Потом была документация: снова подписи, согласия, договора, распределение по отрядам и палаткам. Вайесс попала в шестой, «счастливый»: его личный состав возвращался без единой потери уже третью вылазку подряд. Это было настолько невероятно, что выходить и встречать шестых всем лагерем уже стало традицией. Говорили, что их командир — Корас Полярник — последний из старого спецназа — единственный, кто умеет ориентироваться по небу, и что именно это много раз спасало жизнь всем тридцати «счастливчикам». Уже вечером, когда она наконец-то прошла медосмотр — последнюю процедуру, ей выдали вещи и номер палатки. Перед тем, как пойти к костру, Вайесс сделала маленький крюк и немного походила у укреплений, поводя рукой по грязно-серому металлу. У неё было неосознанное желание почувствовать себя в безопасности, почувствовать, что от неё больше ничего не требуется, что она — слабая, беспомощная, бесполезная — сделала всё, что могла. Ей вдруг захотелось полно и всеобъемлюще зависеть от обстоятельств, и когда это чувство пришло, вклинилось, въелось в её нервную систему, она почувствовала невероятное облегчение. Немного подождав, держа руку на холодной поверхности стены, сделав глубокий вдох, она совсем повеселела и направилась уже к костру. Его глаза были первым, что она увидела. Голубые, отсвечивающие ледяным огнём костра, они, казалось, идеально гармонировали с ночным небом, и она подумала, что ему дали такое прозвище от схожести блеска глаз и блеска Полярной звезды.
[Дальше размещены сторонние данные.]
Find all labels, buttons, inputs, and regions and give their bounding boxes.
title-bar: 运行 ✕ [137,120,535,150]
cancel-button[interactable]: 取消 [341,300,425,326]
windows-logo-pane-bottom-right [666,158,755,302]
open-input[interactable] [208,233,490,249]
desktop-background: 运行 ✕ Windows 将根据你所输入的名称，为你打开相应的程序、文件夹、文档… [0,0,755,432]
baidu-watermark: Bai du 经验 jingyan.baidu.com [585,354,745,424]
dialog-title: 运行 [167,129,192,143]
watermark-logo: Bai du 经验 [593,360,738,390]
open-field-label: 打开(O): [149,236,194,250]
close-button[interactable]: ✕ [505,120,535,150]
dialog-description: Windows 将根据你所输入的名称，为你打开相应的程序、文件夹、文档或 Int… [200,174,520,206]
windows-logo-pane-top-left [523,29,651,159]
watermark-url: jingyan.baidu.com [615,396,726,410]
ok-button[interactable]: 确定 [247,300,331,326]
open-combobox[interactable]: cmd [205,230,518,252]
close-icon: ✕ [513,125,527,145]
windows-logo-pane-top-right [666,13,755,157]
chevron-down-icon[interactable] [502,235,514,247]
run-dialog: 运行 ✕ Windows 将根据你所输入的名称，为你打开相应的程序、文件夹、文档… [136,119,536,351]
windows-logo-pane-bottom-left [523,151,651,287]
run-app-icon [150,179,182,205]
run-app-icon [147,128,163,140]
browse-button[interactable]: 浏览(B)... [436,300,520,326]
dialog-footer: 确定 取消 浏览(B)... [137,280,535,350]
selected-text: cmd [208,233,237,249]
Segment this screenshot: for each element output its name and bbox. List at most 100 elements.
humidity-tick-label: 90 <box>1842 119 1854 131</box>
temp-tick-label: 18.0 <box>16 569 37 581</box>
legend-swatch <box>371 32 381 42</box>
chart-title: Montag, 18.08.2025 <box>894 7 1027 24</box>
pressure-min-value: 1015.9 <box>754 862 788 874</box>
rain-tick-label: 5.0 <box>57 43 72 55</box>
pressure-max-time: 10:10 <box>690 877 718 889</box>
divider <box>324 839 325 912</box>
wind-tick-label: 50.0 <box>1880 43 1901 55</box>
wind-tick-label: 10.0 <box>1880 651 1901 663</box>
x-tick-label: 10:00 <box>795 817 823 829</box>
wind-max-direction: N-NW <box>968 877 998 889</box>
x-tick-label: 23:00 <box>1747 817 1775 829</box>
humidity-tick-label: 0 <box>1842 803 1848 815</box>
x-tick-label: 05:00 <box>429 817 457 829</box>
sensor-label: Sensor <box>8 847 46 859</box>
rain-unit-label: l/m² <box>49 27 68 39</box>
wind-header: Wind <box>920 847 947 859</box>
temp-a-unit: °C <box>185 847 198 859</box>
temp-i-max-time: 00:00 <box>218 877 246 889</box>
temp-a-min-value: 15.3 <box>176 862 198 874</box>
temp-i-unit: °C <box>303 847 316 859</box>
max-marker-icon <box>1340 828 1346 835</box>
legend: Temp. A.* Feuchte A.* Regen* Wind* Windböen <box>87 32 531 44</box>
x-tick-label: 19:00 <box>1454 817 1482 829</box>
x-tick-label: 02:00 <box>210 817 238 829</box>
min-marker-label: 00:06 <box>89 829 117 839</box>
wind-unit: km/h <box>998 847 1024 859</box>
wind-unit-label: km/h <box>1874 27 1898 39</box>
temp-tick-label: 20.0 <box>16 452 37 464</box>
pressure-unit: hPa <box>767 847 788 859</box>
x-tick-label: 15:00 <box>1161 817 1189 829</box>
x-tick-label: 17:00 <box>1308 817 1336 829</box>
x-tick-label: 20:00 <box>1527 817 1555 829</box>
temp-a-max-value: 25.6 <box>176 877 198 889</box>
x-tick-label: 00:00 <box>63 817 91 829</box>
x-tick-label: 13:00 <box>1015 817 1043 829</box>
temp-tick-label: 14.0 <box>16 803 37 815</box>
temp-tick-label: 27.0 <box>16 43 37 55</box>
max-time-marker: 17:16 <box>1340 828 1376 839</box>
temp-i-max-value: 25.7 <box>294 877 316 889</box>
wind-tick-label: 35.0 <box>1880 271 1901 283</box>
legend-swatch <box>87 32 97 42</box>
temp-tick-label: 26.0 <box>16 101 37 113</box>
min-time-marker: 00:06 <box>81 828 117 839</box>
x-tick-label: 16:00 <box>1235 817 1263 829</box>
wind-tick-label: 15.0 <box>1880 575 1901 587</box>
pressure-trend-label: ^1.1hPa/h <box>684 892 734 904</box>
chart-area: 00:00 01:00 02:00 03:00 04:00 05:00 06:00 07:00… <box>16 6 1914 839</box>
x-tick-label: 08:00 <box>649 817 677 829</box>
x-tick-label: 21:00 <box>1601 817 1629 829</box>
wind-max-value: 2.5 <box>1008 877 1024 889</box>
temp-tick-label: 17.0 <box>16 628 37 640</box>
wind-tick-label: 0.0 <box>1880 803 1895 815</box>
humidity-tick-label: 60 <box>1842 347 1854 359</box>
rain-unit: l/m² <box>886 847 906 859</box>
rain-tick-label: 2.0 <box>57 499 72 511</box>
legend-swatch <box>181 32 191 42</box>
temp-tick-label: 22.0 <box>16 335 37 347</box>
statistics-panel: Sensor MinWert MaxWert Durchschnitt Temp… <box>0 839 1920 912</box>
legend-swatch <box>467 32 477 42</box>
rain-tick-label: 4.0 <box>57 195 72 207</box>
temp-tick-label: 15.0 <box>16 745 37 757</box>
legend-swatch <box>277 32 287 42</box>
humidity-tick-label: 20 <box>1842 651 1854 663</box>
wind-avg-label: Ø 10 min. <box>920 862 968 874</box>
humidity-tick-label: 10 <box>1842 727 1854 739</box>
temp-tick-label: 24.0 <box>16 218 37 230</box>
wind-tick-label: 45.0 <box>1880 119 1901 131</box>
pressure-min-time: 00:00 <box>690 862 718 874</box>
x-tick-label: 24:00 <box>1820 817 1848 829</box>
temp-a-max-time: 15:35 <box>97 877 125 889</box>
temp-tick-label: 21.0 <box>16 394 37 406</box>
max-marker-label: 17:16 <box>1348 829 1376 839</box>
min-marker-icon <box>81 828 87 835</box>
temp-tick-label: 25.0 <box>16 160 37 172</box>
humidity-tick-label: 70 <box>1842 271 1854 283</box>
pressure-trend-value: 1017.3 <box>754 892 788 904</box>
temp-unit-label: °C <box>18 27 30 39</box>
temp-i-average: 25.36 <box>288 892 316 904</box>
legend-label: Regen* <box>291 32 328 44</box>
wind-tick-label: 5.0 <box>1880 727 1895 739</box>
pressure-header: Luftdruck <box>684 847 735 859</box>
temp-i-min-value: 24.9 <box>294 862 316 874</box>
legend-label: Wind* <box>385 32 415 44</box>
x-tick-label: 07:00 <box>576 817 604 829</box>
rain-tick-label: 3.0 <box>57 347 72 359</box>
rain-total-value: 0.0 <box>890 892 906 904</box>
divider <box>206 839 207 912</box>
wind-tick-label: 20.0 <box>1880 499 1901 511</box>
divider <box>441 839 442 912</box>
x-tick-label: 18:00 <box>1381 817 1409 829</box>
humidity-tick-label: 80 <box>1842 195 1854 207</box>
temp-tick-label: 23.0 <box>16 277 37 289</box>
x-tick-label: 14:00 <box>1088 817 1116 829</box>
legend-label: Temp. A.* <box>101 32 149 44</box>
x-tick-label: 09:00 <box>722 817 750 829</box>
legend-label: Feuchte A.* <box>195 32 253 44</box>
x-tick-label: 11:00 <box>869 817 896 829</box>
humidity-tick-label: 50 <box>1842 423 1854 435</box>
Но блестели они как-то неестественно, больше отражая свет внешний, чем внутренний. Такое Вайесс уже видела в детстве и поняла сразу — то были глаза человека, в жизни которого не было счастья, и его улыбка, когда она подошла, теперь показалась ей тошнотворной, химеричной ухмылкой, а его выражение лица было полной противоположностью её. Пришло и схлынуло отвращение несхожести смотрящих друг на друга в упор глаз. Рядом, удобно расположившись на брёвнах, сидели ещё двое: девушка иногда украдкой, как будто бы ненароком поглядывала на спальник, но как видно, скрывать свою сонливость у неё получалось просто ужасно, а выглядывающие из-за грязных коричнево-чёрных паклей волос глаза парня были на удивление искренними, настолько, что Вайесс даже напряглась и выдавила из себя ответную улыбку.